Het beroep is derhalve gegrond en het bestreden besluit moet worden vernietigd. De rechtbank ziet tevens aanleiding om met toepassing van artikel 8:72, vierde lid, van de Awb, zelf in de zaak te voorzien door ook het besluit van 2 oktober 2002 te herroepen en te bepalen dat deze uitspraak in de plaats treedt van het bestreden besluit, omdat een nieuwe beslissing op het bezwaarschrift niet anders dan bedoelde herroeping kan opleveren.
Gelet op het verzoek daartoe in het bezwaarschrift van 18 november 2002 en nu naar het oordeel van de rechtbank het primaire besluit van 2 oktober 2002 wordt herroepen wegens aan verweerder te wijten onrechtmatigheid, bepaalt de rechtbank met toepassing van artikel 7:15, tweede lid, van de Awb dat verweerder de kosten welke eiser in verband met de behandeling van het bezwaar redelijkerwijs heeft moeten maken dient te vergoeden. Deze kosten worden begroot op € 644,-- ter zake van rechtsbijstand.
De rechtbank acht voorts termen aanwezig om toepassing te geven aan artikel 8:75 van de Awb en verweerder te veroordelen in de door eiser gemaakte proceskosten in beroep, welke zijn begroot op € 644,-- aan kosten van verleende rechtsbijstand. Van andere kosten in dit verband is de rechtbank niet gebleken.

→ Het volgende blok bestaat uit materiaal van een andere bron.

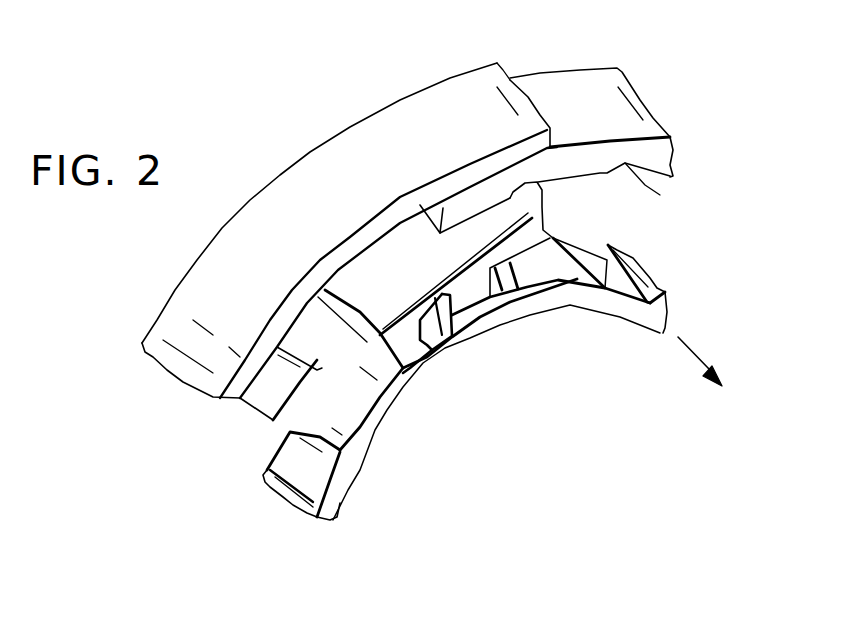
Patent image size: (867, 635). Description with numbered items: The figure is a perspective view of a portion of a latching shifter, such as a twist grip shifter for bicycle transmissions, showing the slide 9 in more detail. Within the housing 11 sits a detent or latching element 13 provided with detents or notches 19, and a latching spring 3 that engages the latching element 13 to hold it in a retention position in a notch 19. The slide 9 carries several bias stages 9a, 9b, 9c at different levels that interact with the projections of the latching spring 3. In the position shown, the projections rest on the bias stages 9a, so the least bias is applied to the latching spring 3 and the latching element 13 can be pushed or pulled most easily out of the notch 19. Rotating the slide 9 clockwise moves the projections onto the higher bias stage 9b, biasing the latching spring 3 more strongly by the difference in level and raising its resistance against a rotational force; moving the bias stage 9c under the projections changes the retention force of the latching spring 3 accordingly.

The latching spring 3 is at (466, 318).
The slide 9 is at (466, 399).
The bias stage 9a is at (535, 354).
The bias stage 9b is at (440, 371).
The bias stage 9c is at (406, 390).
The housing 11 is at (407, 265).
The latching element 13 is at (583, 97).
The notch 19 is at (629, 192).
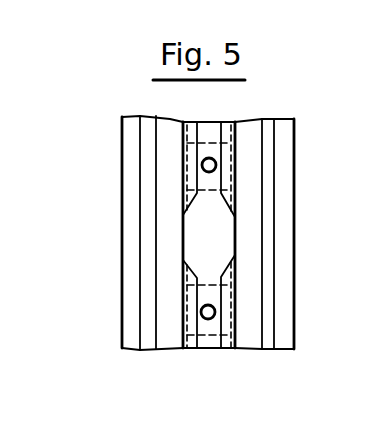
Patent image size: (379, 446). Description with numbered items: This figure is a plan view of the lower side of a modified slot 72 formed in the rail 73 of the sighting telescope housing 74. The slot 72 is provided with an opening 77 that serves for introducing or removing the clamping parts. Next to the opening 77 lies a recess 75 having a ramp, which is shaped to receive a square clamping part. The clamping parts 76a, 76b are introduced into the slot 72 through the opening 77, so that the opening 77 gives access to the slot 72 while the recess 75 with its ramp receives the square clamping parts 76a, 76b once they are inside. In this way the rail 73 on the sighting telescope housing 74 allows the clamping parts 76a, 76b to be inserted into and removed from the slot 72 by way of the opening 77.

The slot 72 is at (226, 122).
The rail 73 is at (247, 145).
The sighting telescope housing 74 is at (280, 163).
The recess 75 is at (235, 201).
The clamping part 76a is at (186, 168).
The clamping part 76b is at (186, 320).
The opening 77 is at (213, 233).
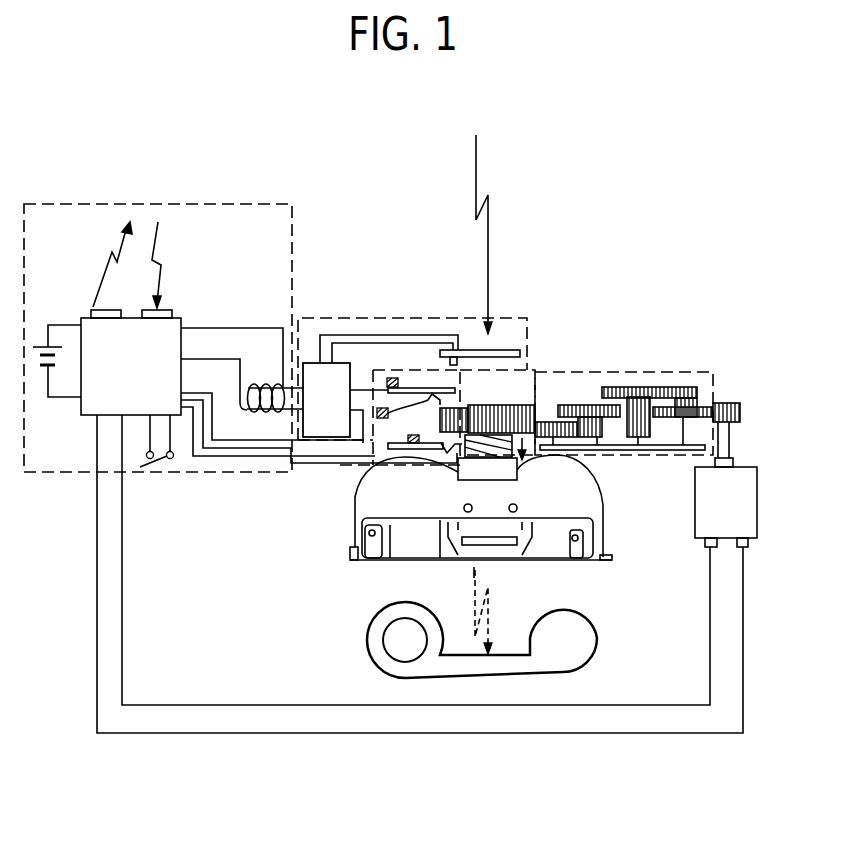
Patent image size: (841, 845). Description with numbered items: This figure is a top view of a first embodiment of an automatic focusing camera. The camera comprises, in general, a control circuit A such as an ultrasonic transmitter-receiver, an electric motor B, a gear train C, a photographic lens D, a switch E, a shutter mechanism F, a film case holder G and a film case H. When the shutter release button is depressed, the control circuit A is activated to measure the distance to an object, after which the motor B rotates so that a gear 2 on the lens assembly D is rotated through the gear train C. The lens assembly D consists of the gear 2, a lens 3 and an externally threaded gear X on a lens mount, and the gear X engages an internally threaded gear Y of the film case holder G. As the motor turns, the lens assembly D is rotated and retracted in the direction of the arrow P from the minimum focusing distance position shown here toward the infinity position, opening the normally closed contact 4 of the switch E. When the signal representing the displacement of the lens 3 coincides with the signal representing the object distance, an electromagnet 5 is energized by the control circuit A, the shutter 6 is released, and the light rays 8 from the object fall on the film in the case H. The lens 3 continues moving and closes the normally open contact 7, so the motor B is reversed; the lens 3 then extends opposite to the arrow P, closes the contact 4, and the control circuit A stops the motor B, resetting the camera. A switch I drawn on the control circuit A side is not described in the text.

The control circuit A is at (255, 204).
The power switch I is at (152, 470).
The electromagnet 5 is at (262, 382).
The shutter mechanism F is at (460, 318).
The shutter 6 is at (503, 350).
The light rays 8 is at (490, 262).
The normally closed contact 4 is at (393, 388).
The normally open contact 7 is at (421, 420).
The switch E is at (375, 455).
The lens 3 is at (492, 404).
The photographic lens D is at (523, 380).
The externally threaded gear X is at (463, 464).
The arrow P is at (524, 446).
The internally threaded gear Y is at (492, 470).
The gear 2 is at (556, 406).
The gear train C is at (710, 387).
The electric motor B is at (708, 490).
The film case holder G is at (590, 502).
The film case H is at (583, 645).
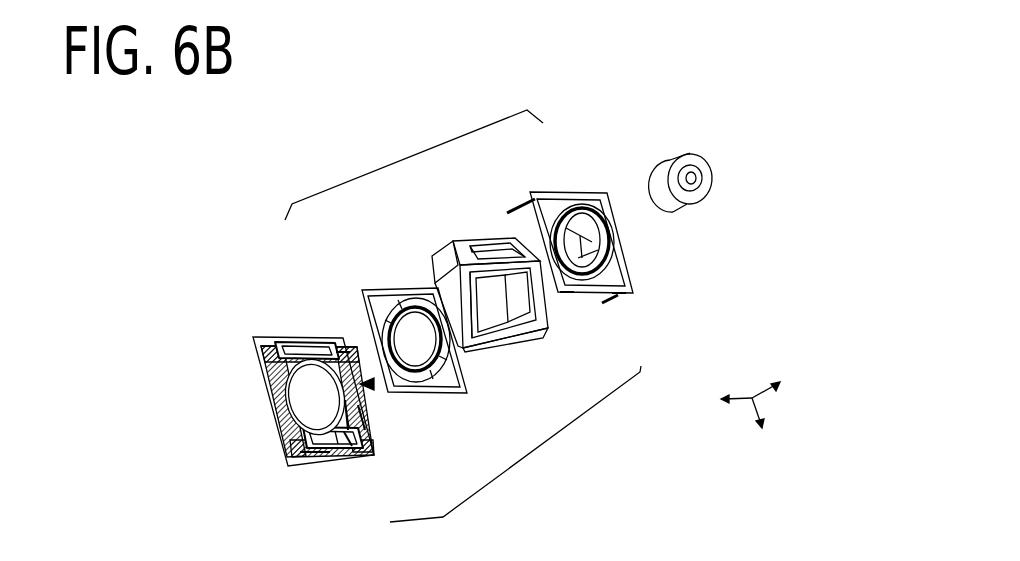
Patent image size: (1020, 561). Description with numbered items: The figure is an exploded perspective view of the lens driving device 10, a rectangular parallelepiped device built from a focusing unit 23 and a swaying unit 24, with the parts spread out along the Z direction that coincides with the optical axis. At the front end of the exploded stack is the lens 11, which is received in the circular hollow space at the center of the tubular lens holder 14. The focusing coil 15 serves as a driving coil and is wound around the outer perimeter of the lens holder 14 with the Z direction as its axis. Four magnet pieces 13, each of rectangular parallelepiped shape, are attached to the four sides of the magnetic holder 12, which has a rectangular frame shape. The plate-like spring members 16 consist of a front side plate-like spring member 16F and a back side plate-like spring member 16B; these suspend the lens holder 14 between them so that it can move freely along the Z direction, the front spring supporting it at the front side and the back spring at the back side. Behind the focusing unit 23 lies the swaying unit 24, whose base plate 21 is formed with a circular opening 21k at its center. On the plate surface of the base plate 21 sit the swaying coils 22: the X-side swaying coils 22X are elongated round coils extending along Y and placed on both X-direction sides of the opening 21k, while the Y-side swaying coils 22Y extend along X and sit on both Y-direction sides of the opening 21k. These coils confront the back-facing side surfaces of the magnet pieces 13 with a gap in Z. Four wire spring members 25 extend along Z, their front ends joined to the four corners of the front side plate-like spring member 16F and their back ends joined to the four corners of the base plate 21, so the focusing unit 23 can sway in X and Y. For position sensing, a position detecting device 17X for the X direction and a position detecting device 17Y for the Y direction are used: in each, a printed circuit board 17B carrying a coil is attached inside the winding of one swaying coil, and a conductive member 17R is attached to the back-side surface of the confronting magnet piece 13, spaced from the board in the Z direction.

The lens driving device 10 is at (227, 195).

Het hiervoor overwogene leidt de rechtbank, mede gelet op artikel 8:74 van de Awb, tot de volgende beslissing.
4. Beslissing
De rechtbank,
verklaart het beroep gegrond;
vernietigt het bestreden besluit;
herroept het besluit van 2 oktober 2002;
bepaalt dat deze uitspraak in de plaats treedt van het bestreden besluit;
bepaalt dat verweerder de door eiser in verband met de behandeling van het bezwaar gemaakte kosten ten bedrage van € 644,-- aan hem vergoedt;
veroordeelt verweerder in de door eiser gemaakte proceskosten ten bedrage van € 644,-- en wijst de gemeente Heumen aan als de rechtspersoon die deze kosten moet vergoeden;
bepaalt voorts dat de gemeente Heumen het door eiser betaalde griffierecht ten bedrage van € 116,-- aan hem vergoedt.
Aldus gegeven door mr. F.H. de Vries als rechter en in het openbaar uitgesproken op 30 januari 2004, in tegenwoordigheid van mr.drs. C.M. van der Vlies als griffier.
De griffier, De rechter,
Tegen deze uitspraak staat voor belanghebbenden, behoudens het bepaalde in artikel 6:24 juncto 6:13 van de Awb, binnen 6 weken na de dag van verzending hiervan, hoger beroep open bij de Afdeling bestuursrechtspraak van de Raad van State, Postbus 20019, 2500 EA 's-Gravenhage.